While LLMs have gained notoriety for their capacity to handle a variety of linguistic tasks under a single model, your application might only require them to handle one. In this situation, you can adjust a pre-trained model to perform better exclusively on the task that interests you. For instance, summarization for that purpose using a dataset of examples. It’s interesting to note that with relatively few samples, good outcomes can be obtained. In contrast to the billions of texts that the model saw during pre-training, good performance is frequently achieved with just 500–1,000 instances. However, focusing on one activity for fine-tuning could have drawbacks. The procedure could result in a condition known as catastrophic forgetting.

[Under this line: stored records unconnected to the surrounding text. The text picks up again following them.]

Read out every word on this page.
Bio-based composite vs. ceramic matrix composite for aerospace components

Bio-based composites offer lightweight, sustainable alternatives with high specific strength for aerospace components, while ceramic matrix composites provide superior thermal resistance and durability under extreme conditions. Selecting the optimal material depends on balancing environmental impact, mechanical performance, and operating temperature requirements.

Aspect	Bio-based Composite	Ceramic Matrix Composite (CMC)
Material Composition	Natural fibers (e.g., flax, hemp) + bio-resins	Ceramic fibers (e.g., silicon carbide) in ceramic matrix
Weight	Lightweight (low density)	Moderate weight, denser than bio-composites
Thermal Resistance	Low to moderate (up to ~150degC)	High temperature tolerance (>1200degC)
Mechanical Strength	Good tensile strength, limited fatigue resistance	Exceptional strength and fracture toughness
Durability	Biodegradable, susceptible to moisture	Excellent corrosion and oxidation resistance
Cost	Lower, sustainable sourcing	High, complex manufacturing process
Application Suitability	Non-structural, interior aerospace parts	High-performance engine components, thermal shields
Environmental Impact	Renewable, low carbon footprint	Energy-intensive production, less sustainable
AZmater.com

Because the weights of the initial LLM are changed during the complete fine-tuning process, catastrophic forgetting can occur. While can result in excellent performance on the lone fine-tuning task, performance on other tasks may suffer. For instance, while fine-tuning can enhance a model’s capacity to carry out sentiment analysis on a review and lead to a quality completion, the model might forget how to carry out other jobs. Before being fine-tuned to correctly identify Charlie as the name of the cat in the phrase, this model was able to do named entity recognition.

However, after further training, the model is unable to complete this work, misleading the entity it is intended to identify as well as improving the behaviour specific to the new task. What alternatives exist for preventing catastrophic forgetting? Before to making any decisions, it’s crucial to consider how catastrophic forgetting would affect your use case. It might not be a problem if all you require is dependable performance on the one task you focused on during fine-tuning. You can undertake fine-tuning on several jobs at once if you wish or need the model to keep its generalised multitask capabilities.

It may take 50–100,000 samples spread across several tasks for good multitask fine-tuning, therefore more data and computing power will be needed to train. As an alternative to comprehensive fine-tuning, we can instead use parameter efficient fine-tuning, or PEFT. PEFT is a set of methods that trains just a few task-specific adaptor layers and parameters while maintaining the weights of the original LLM. Since the majority of the pre-trained weights remain constant, PEFT exhibits stronger resistance to catastrophic forgetting. PEFT is a fascinating and dynamic field of study.

6 Acknowledgements

I’d like to express my thanks to the wonderful Generative AI with Large Language Models Course by DeepLearning.ai and AWS - which i completed, and acknowledge the use of some images and other materials from the course in this article.